In October 2015, a 3-judge bench of the Supreme Court of India referred challenges to the Aadhaar program to a constitution bench. One of the primary concerns of this petition was to decide on the existence of a fundamental right to privacy, which has since been upheld. Other similar petitions, concerned with the legitimacy of Aadhaar had been tagged with this petition. While the existence of the fundamental right to privacy has been upheld, challenges against the Aadhaar programme and linking services to this programme were yet to be adjudicated upon.
The final hearing commenced on January 17, 2017. Summaries of the arguments advanced on the first four days can be found here.
The matter is being heard in front of a constitutional bench, comprising of Chief Justice Dipak Misra, Justice Sikri, Justice Khanwilkar, Justice Chandrachud and Justice Ashok Bhushan.
Mr. Sibal started off the proceedings by clarifying his interpretation of Section 8(3)(c) of the Aadhaar Act. He also read out the definition of authentication as under Section 2 (c) of the Act.
He stated that authentication pertains to either democratic or biometric information. Referring to the previous day’s proceedings, he stated that these were the only forms of information acceptable and that there were no alternatives available. He stated that the provision was wrongly drafted.
Justice Bhushan stated that if Mr. Sibal’s interpretation was accurate, there would no need for this provision.
Mr. Sibal agreed, stating that the Aadhaar Act would evidently only pertain to Aadhaar and not other forms of identification. He read out the definition of demographic information, stating that it was broadly worded. He reiterated that there were no true alternatives and that the only alternatives were under the 3 heads that have already been mentioned.
The Bench stated that the mention of ‘alternatives’ could be for the purpose of double-checking, Mr. Sibal agreed.
Justice Chandrachud stated that identity information under Section 2(n) is defined in an inclusive sense and that it is not exhaustive. Mr. Sibal disagreed, stating that this would not be relevant in the context of Section 8(3)(c).
Moving on, Mr. Sibal stated that there was no centralised database of this nature in other jurisdictions. He also stated that Israel had a similar system, however, furnishing identity to avail of benefits was not mandatory under this system.
He then went on to discuss the Authentication Regulations, specifically Regulation 4. He then discussed the different forms of authentication, including multi-factor authentication. He referred back to Section 8(3)(c), stating that these were the only forms of authentication available and that there were no alternatives available.

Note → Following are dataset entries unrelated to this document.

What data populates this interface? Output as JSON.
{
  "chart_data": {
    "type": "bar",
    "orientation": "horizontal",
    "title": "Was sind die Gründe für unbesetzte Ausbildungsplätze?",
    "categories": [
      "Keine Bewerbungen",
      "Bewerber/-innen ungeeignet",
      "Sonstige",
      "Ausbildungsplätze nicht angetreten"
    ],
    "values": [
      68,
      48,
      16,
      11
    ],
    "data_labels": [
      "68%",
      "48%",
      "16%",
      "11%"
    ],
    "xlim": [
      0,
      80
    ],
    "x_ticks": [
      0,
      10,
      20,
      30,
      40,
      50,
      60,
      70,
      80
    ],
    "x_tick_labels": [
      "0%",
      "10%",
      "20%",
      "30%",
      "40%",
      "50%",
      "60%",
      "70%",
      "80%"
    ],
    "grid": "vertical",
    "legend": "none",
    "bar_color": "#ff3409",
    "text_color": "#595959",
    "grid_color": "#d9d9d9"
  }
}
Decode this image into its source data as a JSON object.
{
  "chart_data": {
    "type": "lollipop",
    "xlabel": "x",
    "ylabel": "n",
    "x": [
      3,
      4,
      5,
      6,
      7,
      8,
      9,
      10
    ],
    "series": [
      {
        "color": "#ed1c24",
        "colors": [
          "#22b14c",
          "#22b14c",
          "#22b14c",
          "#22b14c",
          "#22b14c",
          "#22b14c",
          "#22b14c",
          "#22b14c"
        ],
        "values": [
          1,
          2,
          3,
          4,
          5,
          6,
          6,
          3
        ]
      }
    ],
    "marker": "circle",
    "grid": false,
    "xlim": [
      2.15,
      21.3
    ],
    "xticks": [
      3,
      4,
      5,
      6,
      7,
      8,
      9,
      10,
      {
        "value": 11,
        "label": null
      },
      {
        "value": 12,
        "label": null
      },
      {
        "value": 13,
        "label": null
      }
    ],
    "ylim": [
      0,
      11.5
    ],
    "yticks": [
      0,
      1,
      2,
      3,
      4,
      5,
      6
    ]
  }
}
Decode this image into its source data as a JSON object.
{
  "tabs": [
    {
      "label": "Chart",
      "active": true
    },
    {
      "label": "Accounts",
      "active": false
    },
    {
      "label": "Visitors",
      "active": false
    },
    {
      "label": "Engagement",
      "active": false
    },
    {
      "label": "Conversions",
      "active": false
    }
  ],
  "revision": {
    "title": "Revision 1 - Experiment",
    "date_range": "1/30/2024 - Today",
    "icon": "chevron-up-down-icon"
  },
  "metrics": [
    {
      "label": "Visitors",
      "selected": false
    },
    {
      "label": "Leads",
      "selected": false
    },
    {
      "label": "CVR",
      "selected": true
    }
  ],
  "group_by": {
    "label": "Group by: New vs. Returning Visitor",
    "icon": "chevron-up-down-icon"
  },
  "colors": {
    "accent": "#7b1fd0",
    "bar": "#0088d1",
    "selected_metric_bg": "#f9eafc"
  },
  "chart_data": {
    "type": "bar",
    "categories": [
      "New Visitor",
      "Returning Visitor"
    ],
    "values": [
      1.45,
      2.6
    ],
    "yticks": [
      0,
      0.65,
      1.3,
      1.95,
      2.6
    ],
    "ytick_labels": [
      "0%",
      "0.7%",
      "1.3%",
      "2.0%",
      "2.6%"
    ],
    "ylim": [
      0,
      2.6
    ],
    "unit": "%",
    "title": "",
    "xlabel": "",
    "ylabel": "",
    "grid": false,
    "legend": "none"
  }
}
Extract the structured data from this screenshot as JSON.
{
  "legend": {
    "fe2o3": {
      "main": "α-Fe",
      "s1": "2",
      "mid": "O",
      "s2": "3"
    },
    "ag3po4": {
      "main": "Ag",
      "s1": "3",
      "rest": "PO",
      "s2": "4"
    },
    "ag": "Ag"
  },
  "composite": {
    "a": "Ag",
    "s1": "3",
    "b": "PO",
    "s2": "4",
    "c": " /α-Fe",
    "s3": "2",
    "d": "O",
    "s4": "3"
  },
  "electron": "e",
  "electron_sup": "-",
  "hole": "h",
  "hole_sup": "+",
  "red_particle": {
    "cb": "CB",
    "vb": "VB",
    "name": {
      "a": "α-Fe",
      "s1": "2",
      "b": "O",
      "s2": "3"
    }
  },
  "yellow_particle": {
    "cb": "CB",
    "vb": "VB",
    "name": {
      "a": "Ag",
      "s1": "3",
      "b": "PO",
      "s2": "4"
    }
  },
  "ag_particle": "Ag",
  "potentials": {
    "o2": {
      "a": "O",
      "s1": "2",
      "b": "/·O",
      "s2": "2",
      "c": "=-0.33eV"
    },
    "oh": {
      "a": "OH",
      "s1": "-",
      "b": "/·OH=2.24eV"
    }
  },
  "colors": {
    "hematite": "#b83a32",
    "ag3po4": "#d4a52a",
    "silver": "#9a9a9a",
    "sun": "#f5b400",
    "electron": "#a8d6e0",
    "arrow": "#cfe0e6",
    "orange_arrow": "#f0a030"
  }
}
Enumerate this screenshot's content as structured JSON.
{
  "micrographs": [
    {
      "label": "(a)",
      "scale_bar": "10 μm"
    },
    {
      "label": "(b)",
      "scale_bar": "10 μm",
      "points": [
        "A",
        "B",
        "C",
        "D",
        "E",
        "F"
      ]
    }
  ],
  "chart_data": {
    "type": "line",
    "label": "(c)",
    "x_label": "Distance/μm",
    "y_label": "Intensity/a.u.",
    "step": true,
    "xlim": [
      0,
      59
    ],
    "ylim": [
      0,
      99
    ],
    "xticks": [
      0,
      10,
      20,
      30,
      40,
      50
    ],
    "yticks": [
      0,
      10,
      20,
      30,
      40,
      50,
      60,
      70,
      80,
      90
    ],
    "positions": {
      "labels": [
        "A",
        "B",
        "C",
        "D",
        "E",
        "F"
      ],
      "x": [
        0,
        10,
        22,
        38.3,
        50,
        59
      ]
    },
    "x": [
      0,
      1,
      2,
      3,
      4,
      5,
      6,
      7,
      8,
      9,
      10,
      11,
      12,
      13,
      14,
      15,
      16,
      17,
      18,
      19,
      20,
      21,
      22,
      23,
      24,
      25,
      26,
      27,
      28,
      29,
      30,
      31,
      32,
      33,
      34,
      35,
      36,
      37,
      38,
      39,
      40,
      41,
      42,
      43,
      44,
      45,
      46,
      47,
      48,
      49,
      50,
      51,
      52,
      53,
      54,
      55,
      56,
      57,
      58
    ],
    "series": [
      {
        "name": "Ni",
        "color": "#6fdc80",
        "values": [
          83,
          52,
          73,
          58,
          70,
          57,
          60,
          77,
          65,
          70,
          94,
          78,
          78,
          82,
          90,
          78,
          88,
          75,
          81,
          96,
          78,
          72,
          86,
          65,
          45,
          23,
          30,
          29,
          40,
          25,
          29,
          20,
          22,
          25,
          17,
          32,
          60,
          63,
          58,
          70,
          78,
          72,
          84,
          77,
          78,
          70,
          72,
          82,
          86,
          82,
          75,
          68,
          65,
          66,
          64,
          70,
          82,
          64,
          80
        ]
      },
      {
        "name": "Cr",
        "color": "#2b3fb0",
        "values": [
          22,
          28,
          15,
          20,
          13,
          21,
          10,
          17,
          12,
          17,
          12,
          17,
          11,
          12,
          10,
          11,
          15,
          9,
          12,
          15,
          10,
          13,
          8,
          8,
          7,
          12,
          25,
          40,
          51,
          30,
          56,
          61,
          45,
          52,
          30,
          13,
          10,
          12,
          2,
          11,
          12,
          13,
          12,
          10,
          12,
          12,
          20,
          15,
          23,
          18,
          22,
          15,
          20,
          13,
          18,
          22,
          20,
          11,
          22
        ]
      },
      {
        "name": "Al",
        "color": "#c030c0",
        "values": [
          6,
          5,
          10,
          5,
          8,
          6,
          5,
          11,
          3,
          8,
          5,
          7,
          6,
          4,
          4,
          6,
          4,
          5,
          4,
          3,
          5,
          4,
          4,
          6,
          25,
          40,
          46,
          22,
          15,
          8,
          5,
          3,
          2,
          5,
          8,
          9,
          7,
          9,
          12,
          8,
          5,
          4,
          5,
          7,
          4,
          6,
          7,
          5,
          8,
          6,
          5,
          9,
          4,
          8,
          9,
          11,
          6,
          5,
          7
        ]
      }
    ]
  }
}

Further, he discussed the storage of fingerprints on centralised depositories, stating that in other jurisdictions, the fingerprint would be stored on the identity card itself and not in a database. He stated that the UK system which was discarded functioned similarly.
He then discussed Section 57 of the Aadhaar Act, and offered an alternative interpretation.
He stated that no one could question the use of a citizens Aadhaar because it is their identity, neither the state nor any body corporate or person.
The Bench implied that in this context, Aadhaar could be used for other purposes.
Justice Chandrachud questioned this interpretation. He also stated that the government seems to imply that private parties could also use Aadhaar. He clarified that Section 57, as per Mr. Sibal, was an option not a compulsion.
Mr. Sibal reiterated that the possible misuse could result in its validity. He clarified that he was not referring to the misuse by the state but was focussing on the nature of the digital world.
The focus then shifted to metadata, Mr. Sibal read out excerpts on the difference between data and metadata. He mentioned what metadata entails and referred to instances of civil rights organizations detailing possible human rights abuses.
Mr. Sibal then stated that the issue was not misuse by the state, rather that a citizen was being made vulnerable. He stated that vulnerability was the violation of Aadhaar.
He then referred to a document by the RBI, detailing issues with UIDAI system.
Justice Chandrachud clarified that the document was a staff paper, not a policy document.
Further on the issue of the safety of biometric information, Justice Chandrachud stated that any such system would be vulnerable to attacks and leakages.
Mr. Sibal stated that in the digital realm, a loss of data would be permanent.
He concluded the proceedings for the day by referring to the degree of control the retaining agency obtains over biometric information and the relevant legal safeguards. He also referred to the exclusionary nature of Aadhaar.